Singkat cerita, akhirnya saya masuk University of Newcastle (Australia) cabang Singapura. Sebenarnya dari sisi bidang studi, tidak ada perubahan dari sisi saya. Sejak awal SMA , saya sudah cukup memiliki pendirian mengenai bidang studi yang akan saya ambil saat kuliah. Bermodalkan kesukaan dan kapasitas saya dalam bidang fisika dan matematika, saya ingin mengambil bidang terkait teknis/engineering. Namun saya juga tahu kalau saya tidak ingin sekedar mendalami suatu hal teknis di belakang layar tanpa interaksi dengan berbagai macam pihak/departmen di suatu organisasi. Saya ingin suatu inovasi/teknik/teknologi bisa diterapkan dan menghasilkan dampak langsung di organisasi dan masyarakat. Dengan pertimbangan seperti demikian, saya tertarik mengambil bidang yang menggabungkan aspek teknologi informasi dan bisnis. Jadilah saya mengambil jurusan Business Information System untuk S1. 
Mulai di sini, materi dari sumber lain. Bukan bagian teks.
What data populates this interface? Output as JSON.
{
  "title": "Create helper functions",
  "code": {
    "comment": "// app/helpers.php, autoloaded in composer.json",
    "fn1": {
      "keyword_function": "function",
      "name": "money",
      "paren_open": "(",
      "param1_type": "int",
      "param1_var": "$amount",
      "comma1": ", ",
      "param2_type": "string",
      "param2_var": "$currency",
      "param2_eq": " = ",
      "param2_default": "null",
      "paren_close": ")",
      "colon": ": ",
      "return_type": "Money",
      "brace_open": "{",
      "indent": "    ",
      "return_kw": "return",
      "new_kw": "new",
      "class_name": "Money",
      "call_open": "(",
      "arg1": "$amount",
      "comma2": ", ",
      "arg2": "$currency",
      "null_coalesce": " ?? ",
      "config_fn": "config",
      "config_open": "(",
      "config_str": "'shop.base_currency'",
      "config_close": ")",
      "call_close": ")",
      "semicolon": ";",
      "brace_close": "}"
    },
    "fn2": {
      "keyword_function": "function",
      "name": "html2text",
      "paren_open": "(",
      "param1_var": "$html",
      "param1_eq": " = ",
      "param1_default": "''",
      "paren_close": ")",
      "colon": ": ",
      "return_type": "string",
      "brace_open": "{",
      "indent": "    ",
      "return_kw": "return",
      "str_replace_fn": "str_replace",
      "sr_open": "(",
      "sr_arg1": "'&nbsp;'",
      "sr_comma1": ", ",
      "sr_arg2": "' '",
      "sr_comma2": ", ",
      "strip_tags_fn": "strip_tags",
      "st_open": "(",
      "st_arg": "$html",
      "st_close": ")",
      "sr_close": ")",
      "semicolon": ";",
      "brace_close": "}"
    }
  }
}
Beberapa tahun kemudian, sambil bekerja, saya melanjutkan studi part-time S2 di NTU (RSIS) dengan jurusan International Political Economy untuk mempertajam perspektif dan analisa saya mengenai tren yang lebih bersifat makro, kompleks, dan global.

Pasang Surut Dunia Profesional

Saya lulus S1 di pertengahan tahun 2009. Nuansa pesimis karena krisis global masih menghantui kondisi ekonomi di Singapura. Memang mencari pekerjaan di Singapura selalu menjadi tantangan tersendiri, apalagi bagi “anak ingusan” fresh-graduate tanpa pengalaman seperti saya. Dengan ketatnya golongan profesional yang memiliki kompetensi global yang mau bekerja di Singapura, bahkan bagi orang yang berpengalaman atau lulusan dari universitas negeri lokal sekalipun, terkadang tidak menjamin jalan mulus dalam mendapatkan pekerjaan.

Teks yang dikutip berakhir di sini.